• Avoir une voiture oblige à la bouger au moins une fois par semaine, ce que je fais ce lundi vers onze heures. Elle m’emmène à Saint-Martin-de-Boscherville, charmant village connu pour son abbaye Saint-Georges. Je me gare sur la place centrale et fais le touriste d’arrière-saison entrant d’abord dans la vaste et haute église dont je fais le tour en ne pénétrant surtout pas dans l’« Espace réservé à la divine liturgie » puis en me baladant sous un beau ciel bleu parsemé de nuages blancs dans des rues quasiment désertes. Les seul(e)s habitant(e)s dehors le sont pour des emplettes à la boucherie, à la pharmacie ou à la boulangerie. Personne n’est au café La Belle de Mai quand j’y entre à midi. Je demande à déjeuner (c’est aussi une crêperie qui fait plat du jour). Le patron, après un instant de surprise, m’installe dans la salle de restaurant. Il me met Radio Classique, la station qui démontre que cette musique n’est pas réservée à une élite. J’écoute donc Dvorak et Berlioz ainsi que des publicités choisies, dont l’une en forme de faux reportage pour un produit magique contre la ménopause. « Pour votre santé, buvez plus », entends-je. Je ne me le fais pas dire deux fois et commande un quart de merlot qui s’avère fort bon. Côté nourriture, ce sera terrine campagnarde et parmentier de pot au feu avec sa salade. Trois habitué(e)s arrivent entre l’entrée et le plat, mettant un semblant d’animation mais leur conversation sur un prochain voyage au Costa Rica ne m’intéresse pas. Avec une crêpe caramel beurre salé et un café, ça fera vingt euros cinquante.

    Ma petite voiture rouge me ramène à Rouen. Le soir venu, c’est à pied que je vais au Conservatoire où c’est Hommage à Franck Zappa. Je ne sais pas où j’étais pendant les années Zappa car je ne connais aucun de ses morceaux. Cet été, une série d’émissions de France Culture à lui consacrées m’a donné à penser que j’avais peut-être raté quelque chose. C’est l’une des raisons qui me pousse ici, l’autre étant que je n’y ai pas mis l’oreille depuis longtemps.

    N’ayant pas la moindre idée d’en quoi consiste cet hommage, je m’inquiète un peu de voir que sont surtout présents des parents venus admirer leur progéniture. Cette soirée a pourtant fait l’objet d’une publicité visant à y amener des admirateurs dudit Zappa. J’en repère quelques-uns dans la salle.
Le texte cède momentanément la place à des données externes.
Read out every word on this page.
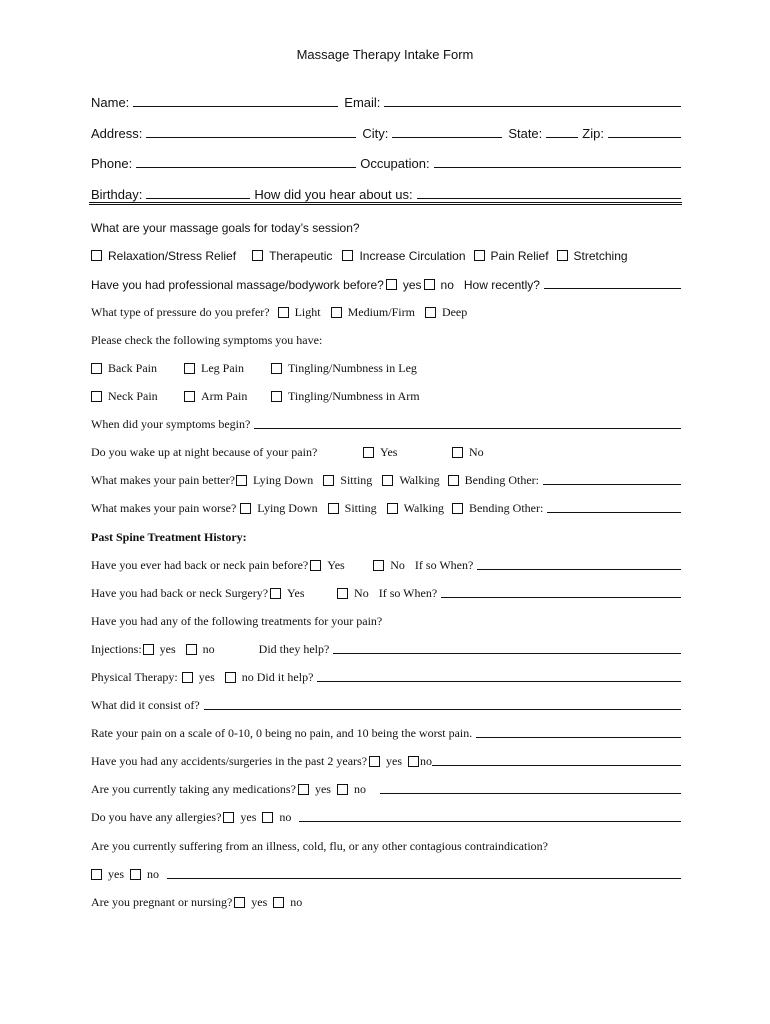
Massage Therapy Intake Form
Name:	Email:
Address:	City:	State:	Zip:
Phone:	Occupation:
Birthday:	How did you hear about us:
What are your massage goals for today’s session?
Relaxation/Stress Relief	Therapeutic Increase Circulation Pain Relief Stretching
Have you had professional massage/bodywork before? yes no How recently?
What type of pressure do you prefer? Light Medium/Firm Deep
Please check the following symptoms you have:
Back Pain	Leg Pain	Tingling/Numbness in Leg
Neck Pain	Arm Pain	Tingling/Numbness in Arm
When did your symptoms begin?
Do you wake up at night because of your pain?	Yes	No
What makes your pain better? Lying Down Sitting Walking Bending Other:
What makes your pain worse? Lying Down Sitting Walking Bending Other:
Past Spine Treatment History:
Have you ever had back or neck pain before? Yes	No If so When?
Have you had back or neck Surgery? Yes	No If so When?
Have you had any of the following treatments for your pain?
Injections: yes	no	Did they help?
Physical Therapy: yes	no Did it help?
What did it consist of?
Rate your pain on a scale of 0-10, 0 being no pain, and 10 being the worst pain.
Have you had any accidents/surgeries in the past 2 years? yes	no
Are you currently taking any medications? yes	no
Do you have any allergies? yes	no
Are you currently suffering from an illness, cold, flu, or any other contagious contraindication?
yes	no
Are you pregnant or nursing? yes	no
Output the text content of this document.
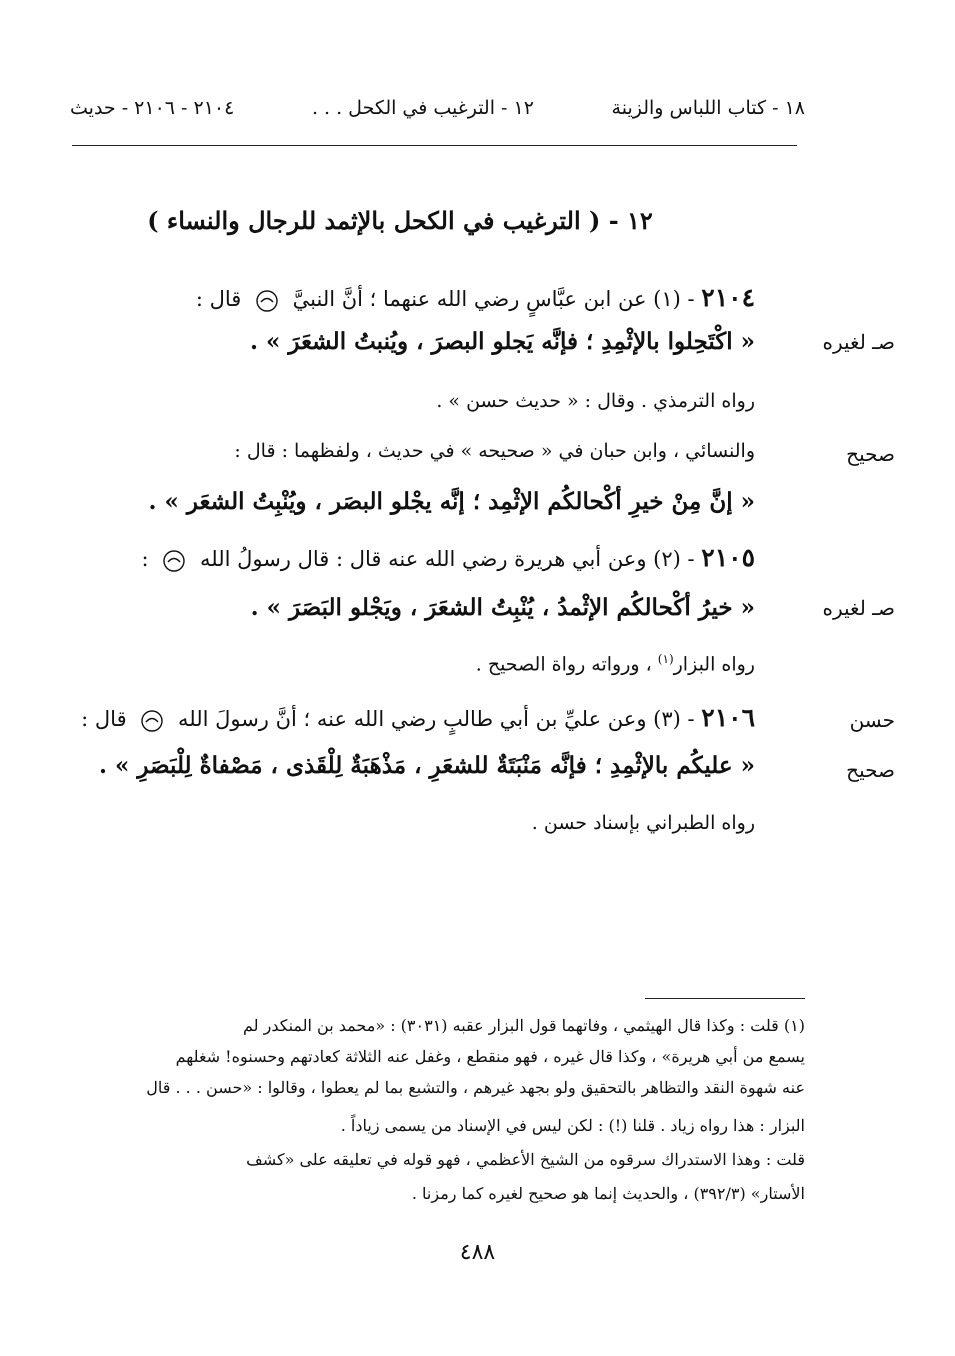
١٨ - كتاب اللباس والزينة
١٢ - الترغيب في الكحل . . .
٢١٠٤ - ٢١٠٦ - حديث
١٢ - ( الترغيب في الكحل بالإثمد للرجال والنساء )
٢١٠٤ - (١) عن ابن عبَّاسٍ رضي الله عنهما ؛ أنَّ النبيَّ  قال :
صـ لغيره
« اكْتَحِلوا بالإثْمِدِ ؛ فإنَّه يَجلو البصرَ ، ويُنبتُ الشعَرَ » .
رواه الترمذي . وقال : « حديث حسن » .
صحيح
والنسائي ، وابن حبان في « صحيحه » في حديث ، ولفظهما : قال :
« إنَّ مِنْ خيرِ أكْحالكُم الإثْمِد ؛ إنَّه يجْلو البصَر ، ويُنْبِتُ الشعَر » .
٢١٠٥ - (٢) وعن أبي هريرة رضي الله عنه قال : قال رسولُ الله  :
صـ لغيره
« خيرُ أكْحالكُم الإثْمدُ ، يُنْبِتُ الشعَرَ ، ويَجْلو البَصَرَ » .
رواه البزار$^{(١)}$ ، ورواته رواة الصحيح .
حسن
٢١٠٦ - (٣) وعن عليِّ بن أبي طالبٍ رضي الله عنه ؛ أنَّ رسولَ الله  قال :
صحيح
« عليكُم بالإثْمِدِ ؛ فإنَّه مَنْبَتَةٌ للشعَرِ ، مَذْهَبَةٌ لِلْقَذى ، مَصْفاةٌ لِلْبَصَرِ » .
رواه الطبراني بإسناد حسن .
(١) قلت : وكذا قال الهيثمي ، وفاتهما قول البزار عقبه (٣٠٣١) : «محمد بن المنكدر لم
يسمع من أبي هريرة» ، وكذا قال غيره ، فهو منقطع ، وغفل عنه الثلاثة كعادتهم وحسنوه! شغلهم
عنه شهوة النقد والتظاهر بالتحقيق ولو بجهد غيرهم ، والتشبع بما لم يعطوا ، وقالوا : «حسن . . . قال
البزار : هذا رواه زياد . قلنا (!) : لكن ليس في الإسناد من يسمى زياداً .
قلت : وهذا الاستدراك سرقوه من الشيخ الأعظمي ، فهو قوله في تعليقه على «كشف
الأستار» (٣٩٢/٣) ، والحديث إنما هو صحيح لغيره كما رمزنا .
٤٨٨
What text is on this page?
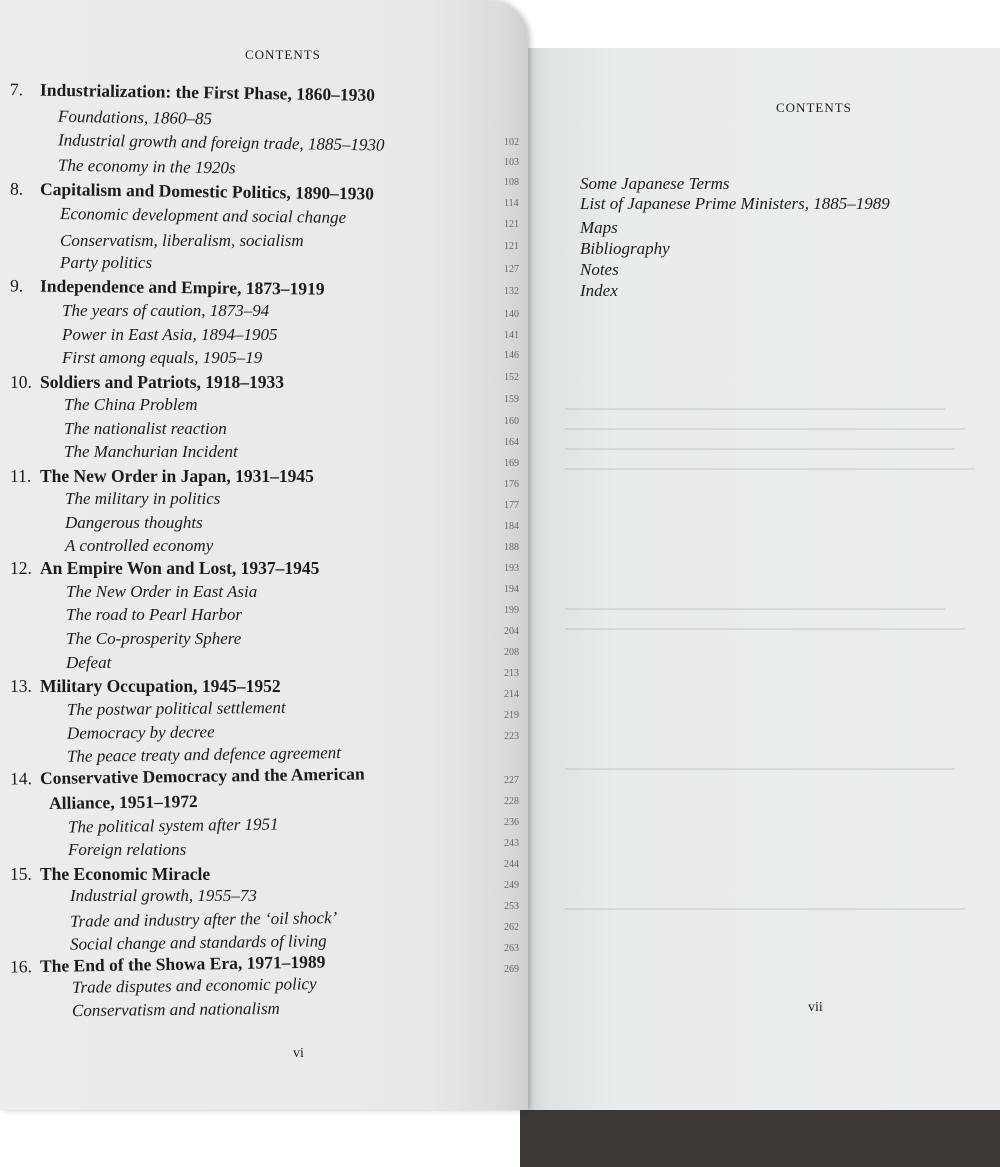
CONTENTS
Some Japanese Terms
List of Japanese Prime Ministers, 1885–1989
Maps
Bibliography
Notes
Index
vii
CONTENTS
7. Industrialization: the First Phase, 1860–1930
Foundations, 1860–85
Industrial growth and foreign trade, 1885–1930
The economy in the 1920s
8. Capitalism and Domestic Politics, 1890–1930
Economic development and social change
Conservatism, liberalism, socialism
Party politics
9. Independence and Empire, 1873–1919
The years of caution, 1873–94
Power in East Asia, 1894–1905
First among equals, 1905–19
10. Soldiers and Patriots, 1918–1933
The China Problem
The nationalist reaction
The Manchurian Incident
11. The New Order in Japan, 1931–1945
The military in politics
Dangerous thoughts
A controlled economy
12. An Empire Won and Lost, 1937–1945
The New Order in East Asia
The road to Pearl Harbor
The Co-prosperity Sphere
Defeat
13. Military Occupation, 1945–1952
The postwar political settlement
Democracy by decree
The peace treaty and defence agreement
14. Conservative Democracy and the American
Alliance, 1951–1972
The political system after 1951
Foreign relations
15. The Economic Miracle
Industrial growth, 1955–73
Trade and industry after the ‘oil shock’
Social change and standards of living
16. The End of the Showa Era, 1971–1989
Trade disputes and economic policy
Conservatism and nationalism
102
103
108
114
121
121
127
132
140
141
146
152
159
160
164
169
176
177
184
188
193
194
199
204
208
213
214
219
223
227
228
236
243
244
249
253
262
263
269
vi
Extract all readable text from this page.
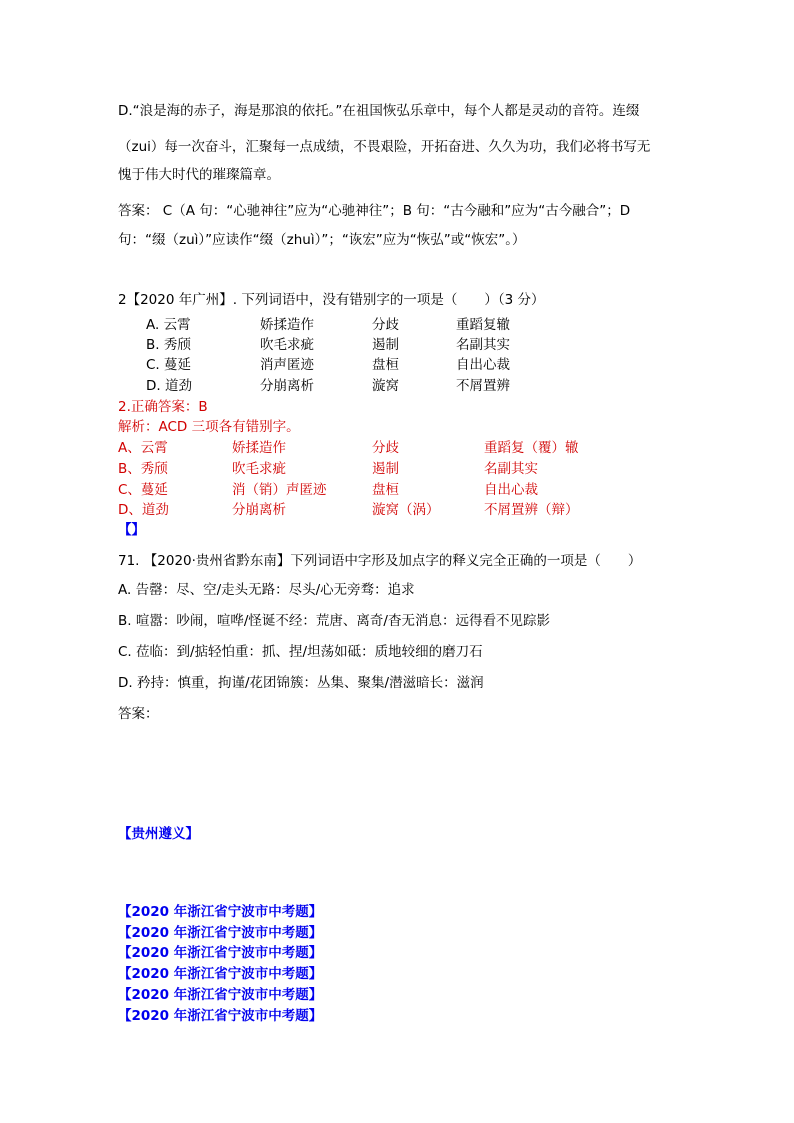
D.“浪是海的赤子，海是那浪的依托。”在祖国恢弘乐章中，每个人都是灵动的音符。连缀
（zui）每一次奋斗，汇聚每一点成绩，不畏艰险，开拓奋进、久久为功，我们必将书写无
愧于伟大时代的璀璨篇章。
答案： C（A 句：“心驰神往”应为“心驰神往”；B 句：“古今融和”应为“古今融合”；D
句：“缀（zuì）”应读作“缀（zhuì）”；“诙宏”应为“恢弘”或“恢宏”。）
2【2020 年广州】. 下列词语中，没有错别字的一项是（　　）（3 分）
A. 云霄	娇揉造作	分歧	重蹈复辙
B. 秀颀	吹毛求疵	遏制	名副其实
C. 蔓延	消声匿迹	盘桓	自出心裁
D. 道劲	分崩离析	漩窝	不屑置辨
2.正确答案：B
解析：ACD 三项各有错别字。
A、云霄	娇揉造作	分歧	重蹈复（覆）辙
B、秀颀	吹毛求疵	遏制	名副其实
C、蔓延	消（销）声匿迹	盘桓	自出心裁
D、道劲	分崩离析	漩窝（涡）	不屑置辨（辩）
【】
71. 【2020·贵州省黔东南】下列词语中字形及加点字的释义完全正确的一项是（　　）
A. 告罄：尽、空/走头无路：尽头/心无旁骛：追求
B. 喧嚣：吵闹，喧哗/怪诞不经：荒唐、离奇/杳无消息：远得看不见踪影
C. 莅临：到/掂轻怕重：抓、捏/坦荡如砥：质地较细的磨刀石
D. 矜持：慎重，拘谨/花团锦簇：丛集、聚集/潜滋暗长：滋润
答案：
【贵州遵义】
【2020 年浙江省宁波市中考题】
【2020 年浙江省宁波市中考题】
【2020 年浙江省宁波市中考题】
【2020 年浙江省宁波市中考题】
【2020 年浙江省宁波市中考题】
【2020 年浙江省宁波市中考题】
    Claire Paris-Messler, Directrice, qui semble avoir perdu la belle exubérance de ses débuts, développe le propos convenu du rapprochement nécessaire entre la musique savante et la musique populaire et Claude Brendel, Directeur adjoint, n’évoque Franck Zappa que pour signaler le vingtième anniversaire de sa mort ce quatre décembre.

    De la musique de Zappa, il y aura peu, servant de support à des danses laborieuses. Le programme est surtout composé de classiques (Schubert, Granados, Bartok) et de musiques de diverses régions du monde, tout cela interprété par des élèves filles plus ou moins débutantes. Les parents filment. Je me demande ce que je fais là. Je trouve quand même un intérêt aux prestations de Stella Rakotoarijao (chant et piano) dans Ambreakable d’Alice Keyz, de Nathalie Beauval (chant) pour les Noëls de Joseph Canteloube et de Hang Lin (accordéon) pour Asiaflash de Franck Angels.

    Redescendant vers chez moi, je marche derrière l’un des admirateurs de Zappa jusqu’à ce qu’il bifurque dans le jardin de l’Hôtel de Ville où je le vois uriner sur un buisson, peut-être de dépit.

    *

    Je veux mourir dans la dignité, c’est le titre d’un opuscule d’Hervé Catta, responsable d’une certaine Association pour la Culture Citoyenne domiciliée à Neuilly, trouvé ce lundi midi dans l’église de Saint-Martin-de-Boscherville. Désormais, la technique des cathos de droite, amplement utilisée dans l’affaire du mariage gay, est de reprendre à leur compte les formules de l’adversaire afin d’embrouiller les esprits. Ce Catta cite aussi le Mythe Errant vantant les services de soins palliatifs et propose au bout de ses seize pages une Carte de Vigilance Fin de Vie qui démarque celle de l’Association pour le Droit de Mourir dans la Dignité (la seule association dont je sois membre).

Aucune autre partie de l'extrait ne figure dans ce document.